Вместо этого ты потянулась ко мне, и я поцеловал тебя, быстро, как будто мне не хватало воздуха.
Через две недели мы начали встречаться в моей пустой городской квартире.
Оттуда съехали жильцы, а новых я еще не нашел.
— Думаю, оставлю ее пока для нас, — сказал я тебе. Мне нравилось смотреть на тебя в пустых и голых комнатах. В своих тихих, отточенных движениях ты была похожа на кошку. Ты забиралась в углы и ниши, ходила по полу босиком, нежилась на террасе в лучах зимнего солнца. Это место стало твоим, хотя ты не приносила сюда ничего, кроме собственного присутствия. Иногда лишь цветы или листья, упавшие на дорогу, которые подбирала по пути. И еще кошек, но это было уже потом.

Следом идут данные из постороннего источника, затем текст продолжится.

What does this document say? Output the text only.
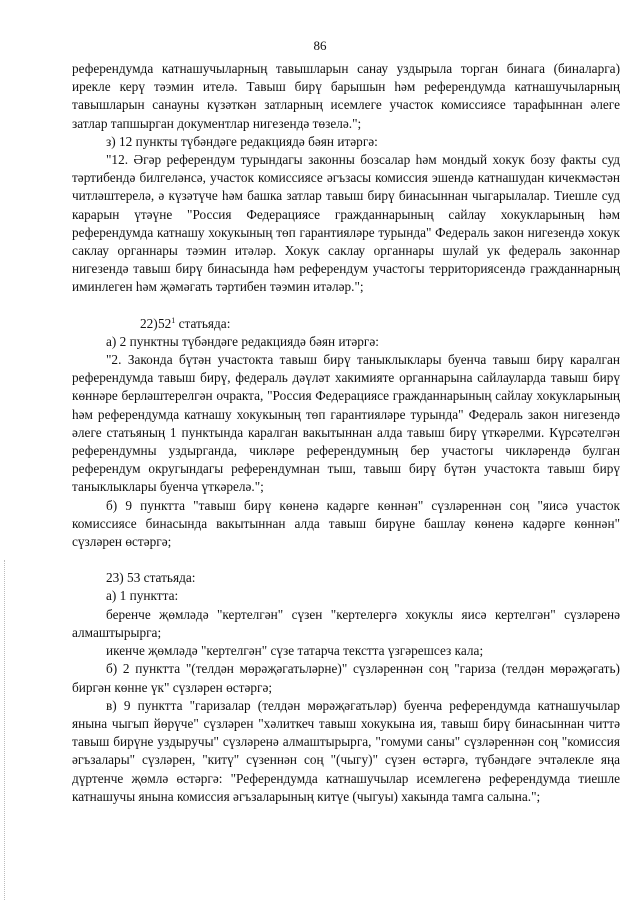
86

референдумда катнашучыларның тавышларын санау уздырыла торган бинага (биналарга) ирекле керү тәэмин ителә. Тавыш бирү барышын һәм референдумда катнашучыларның тавышларын санауны күзәткән затларның исемлеге участок комиссиясе тарафыннан әлеге затлар тапшырган документлар нигезендә төзелә.";

з) 12 пункты түбәндәге редакциядә бәян итәргә:

"12. Әгәр референдум турындагы законны бозсалар һәм мондый хокук бозу факты суд тәртибендә билгеләнсә, участок комиссиясе әгъзасы комиссия эшендә катнашудан кичекмәстән читләштерелә, ә күзәтүче һәм башка затлар тавыш бирү бинасыннан чыгарылалар. Тиешле суд карарын үтәүне "Россия Федерациясе гражданнарының сайлау хокукларының һәм референдумда катнашу хокукының төп гарантияләре турында" Федераль закон нигезендә хокук саклау органнары тәэмин итәләр. Хокук саклау органнары шулай ук федераль законнар нигезендә тавыш бирү бинасында һәм референдум участогы территориясендә гражданнарның иминлеген һәм җәмәгать тәртибен тәэмин итәләр.";

$22)52^1$ статьяда:

а) 2 пунктны түбәндәге редакциядә бәян итәргә:

"2. Законда бүтән участокта тавыш бирү таныклыклары буенча тавыш бирү каралган референдумда тавыш бирү, федераль дәүләт хакимияте органнарына сайлауларда тавыш бирү көннәре берләштерелгән очракта, "Россия Федерациясе гражданнарының сайлау хокукларының һәм референдумда катнашу хокукының төп гарантияләре турында" Федераль закон нигезендә әлеге статьяның 1 пунктында каралган вакытыннан алда тавыш бирү үткәрелми. Күрсәтелгән референдумны уздырганда, чикләре референдумның бер участогы чикләрендә булган референдум округындагы референдумнан тыш, тавыш бирү бүтән участокта тавыш бирү таныклыклары буенча үткәрелә.";

б) 9 пунктта "тавыш бирү көненә кадәрге көннән" сүзләреннән соң "яисә участок комиссиясе бинасында вакытыннан алда тавыш бирүне башлау көненә кадәрге көннән" сүзләрен өстәргә;

23) 53 статьяда:

а) 1 пунктта:

беренче җөмләдә "кертелгән" сүзен "кертелергә хокуклы яисә кертелгән" сүзләренә алмаштырырга;

икенче җөмләдә "кертелгән" сүзе татарча текстта үзгәрешсез кала;

б) 2 пунктта "(телдән мөрәҗәгатьләрне)" сүзләреннән соң "гариза (телдән мөрәҗәгать) биргән көнне үк" сүзләрен өстәргә;

в) 9 пунктта "гаризалар (телдән мөрәҗәгатьләр) буенча референдумда катнашучылар янына чыгып йөрүче" сүзләрен "хәлиткеч тавыш хокукына ия, тавыш бирү бинасыннан читтә тавыш бирүне уздыручы" сүзләренә алмаштырырга, "гомуми саны" сүзләреннән соң "комиссия әгъзалары" сүзләрен, "китү" сүзеннән соң "(чыгу)" сүзен өстәргә, түбәндәге эчтәлекле яңа дүртенче җөмлә өстәргә: "Референдумда катнашучылар исемлегенә референдумда тиешле катнашучы янына комиссия әгъзаларының китүе (чыгуы) хакында тамга салына.";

Встретившись в первый раз, мы пошли выпить в один неприметный бар, небольшой и плохо освещенный. Я спросил, почему ты согласилась встретиться со мной. Ты отхлебнула свое вино — я взял тебе бутылку не очень крепкого Nero d’Avola — и посмотрела мне в лицо:
— Из любопытства.
Ты нравилась мне. Правда.
Там, под внешней мягкостью, чувствовалась твердая порода. Она проглядывала в твоих губах, когда ты не хотела отвечать, в движении головы. Даже в том, как много ты могла выпить. Я был поражен, что ты пила вровень со мной, стакан за стаканом. И даже больше, когда мне уже было достаточно.
Дело, наверное, в молодости. Не понимая, молодые могут пить до смерти. Параллельно с бушующей жаждой жизни живет потребность в самоуничтожении. Должно быть, дело в этом. У этого гедонизма нет другого объяснения.
Тем вечером я почти принес тебя домой, в твою комнату.
— Вау, вы крутой, — заметила одна из твоих соседок. Только позже я сообразил, что она, наверное, решила, что я твой отец.
Когда мы встретились второй раз, я повел тебя смотреть искусство.